Remember that framed montage we showed you last Friday, which included images of some of the silent film era's greatest actors, including Frank Merrill, Nita Naldi, Mary Fuller and Wallace Reid? Well, we're not done yet. In fact, there are eight images in the montage and today we are officially at number five: Theda Bara.
Born Theodosia Burr Goodman in 1885, the Cincinnati native was born into means to a Jewish tailor and a Swiss matron. Acting was in her nature, and she performed from an early age, moving to New York to be on Broadway, she became an early sex symbol in film - in silent film. Between 1915 and 1919, Bara became the biggest star for Fox Studios as a 'vamp' - a femme fatale who broke the hearts of men both onscreen and in the seats of the theaters. Compared to many of the other stars we've talked about in the blog, she lived to a ripe old age - 69 - before stomach cancer caused her death in 1955. But her star had fallen long before that. After leaving Fox in 1919, she starred in very few films, occasionally parodying her earlier image. Now, she is barely a cinematic memory. A 1937 fire in the Fox vaults destroyed all but four of her movies.

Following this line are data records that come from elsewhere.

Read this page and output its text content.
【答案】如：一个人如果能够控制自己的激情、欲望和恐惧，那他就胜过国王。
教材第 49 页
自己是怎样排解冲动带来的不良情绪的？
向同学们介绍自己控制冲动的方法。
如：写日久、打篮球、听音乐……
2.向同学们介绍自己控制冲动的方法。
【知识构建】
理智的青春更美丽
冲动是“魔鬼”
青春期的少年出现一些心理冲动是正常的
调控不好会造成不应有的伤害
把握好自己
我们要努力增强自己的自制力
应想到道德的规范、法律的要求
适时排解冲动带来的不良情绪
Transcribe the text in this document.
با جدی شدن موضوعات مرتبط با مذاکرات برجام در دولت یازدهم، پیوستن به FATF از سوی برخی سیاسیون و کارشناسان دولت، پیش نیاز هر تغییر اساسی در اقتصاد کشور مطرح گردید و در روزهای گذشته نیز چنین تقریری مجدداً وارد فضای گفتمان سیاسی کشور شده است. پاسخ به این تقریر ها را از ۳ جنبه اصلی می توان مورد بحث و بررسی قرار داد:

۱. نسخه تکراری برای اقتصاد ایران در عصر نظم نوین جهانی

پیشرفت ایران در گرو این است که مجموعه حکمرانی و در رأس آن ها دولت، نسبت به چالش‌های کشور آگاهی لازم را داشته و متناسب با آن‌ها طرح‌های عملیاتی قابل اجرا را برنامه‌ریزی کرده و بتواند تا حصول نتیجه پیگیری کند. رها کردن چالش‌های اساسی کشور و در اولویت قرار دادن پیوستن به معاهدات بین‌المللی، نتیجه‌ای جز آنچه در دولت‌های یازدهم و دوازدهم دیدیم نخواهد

QUESTION: Approximately twenty seconds of Theda Bara's 'greatest' film, from 1917, remain in existence. Elizabeth Taylor would remake it in 1963. What was it called?
A) A Place In the Sun
B) Who's Afraid of Virginia Woolf?
C) Father of the Bride
BAD DAY IN FRANCE. Not directly American history, per se, but it definitely impacted the people of the United States when, on this day in 1940, France officially surrendered to Nazi Germany in the early days of World War II. No one really expected this to happen, let alone as quickly as it did. It effectively left Great Britain to fight alone, until the Nazis made a few really bad decisions. Like invading the Soviet Union and declaring war on the United States.
YOU'RE SO VAIN. Turning 70 today, Carly Simon has been in the public eye for over forty years. She has a long list of well-known songs to her credit, including "Anticipation" (best known to some generations as the theme song for a brand of ketchup), "You're So Vain" (but the song IS about them, you see. Oh, never mind.), "Mockingbird," and the theme song from the James Bond film The Spy Who Loved Me, "Nobody Does It Better." She's still performing and going strong. Take a break today, Carly, and enjoy your big day!
QUOTE: A really strong woman accepts the war she went through and is ennobled by her scars. - Carly Simon
ANSWER: D) Cleopatra. Bara's version of it was considered so racy that repeat viewings of it were forbidden after the Hays Code was implemented in the early 1930's, before that fire destroyed the surviving prints of it.